Fermati un istante

Azzurri, grigi, verdi. Sfumature tenui e al contempo plumbee che ricordano i dipinti romantici del grande Turner. 

Il lago d’inverno esprime la sua natura più autentica, quella un po’ malinconica, solitaria ma rassicurante. Quella natura in cui rispecchiarsi e rifugiarsi per ritrovarsi. 

Amo passeggiare in silenzio lungo le sue sponde, dove finalmente son tornati ad essere padroni di casa gabbiani, anatre, folaghe e i pochi cigni superstiti di chissà quale misteriosa deportazione di cui nessuno parla.

L’assenza di turisti e la situazione nebulosa che limita le persone a circolare liberamente regalano, paradossalmente, un’atmosfera lacustre perfetta. E così anche il lago pare mettersi in posa, protagonista di foto improvvisate che immortalano tutta la bellezza della sua apparente immobilità.
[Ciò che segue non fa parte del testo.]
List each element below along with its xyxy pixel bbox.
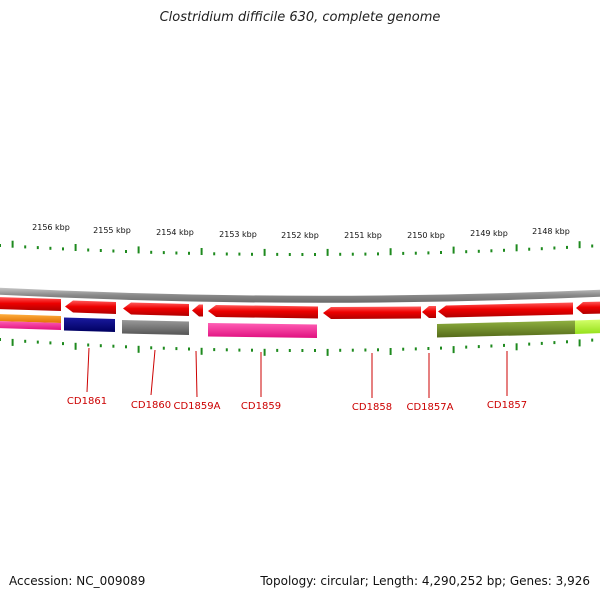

Sì, apparente. Perché ad ogni sguardo il lago muta, non è mai identico a se stesso. Basta una luce, un soffio di vento, un battito d’ali, un millimetro più avanti o un secondo più tardi … ecco che lo stesso specchio liquido si rivela sorprendentemente nuovo, diverso, unico nella sua placida essenza.

Irresistibile, dunque, fotografarlo decine e decine di volte nella sua lenta e seducente esibizione. E allora penso: non è questo, forse, un disperato e illusorio bisogno di fermare il tempo rinchiudendolo dentro il semplice click di uno scatto? L’emozione di un attimo che diventa ricordo nell’istante stesso del suo nascere.

“Scatto”! La contraddizione è buffa, se ci si pensa: per definizione un moto brusco e subitaneo si rivela l’unico mezzo umanamente possibile, forse, per dire al tempo “fermati un istante” e scolpirlo nella memoria per sempre. Perché che cos’è la memoria se non una collezione di istanti, ricamati di azzurri, di grigi, di verdi … che dagli occhi scivolano piano fino in fondo al cuore.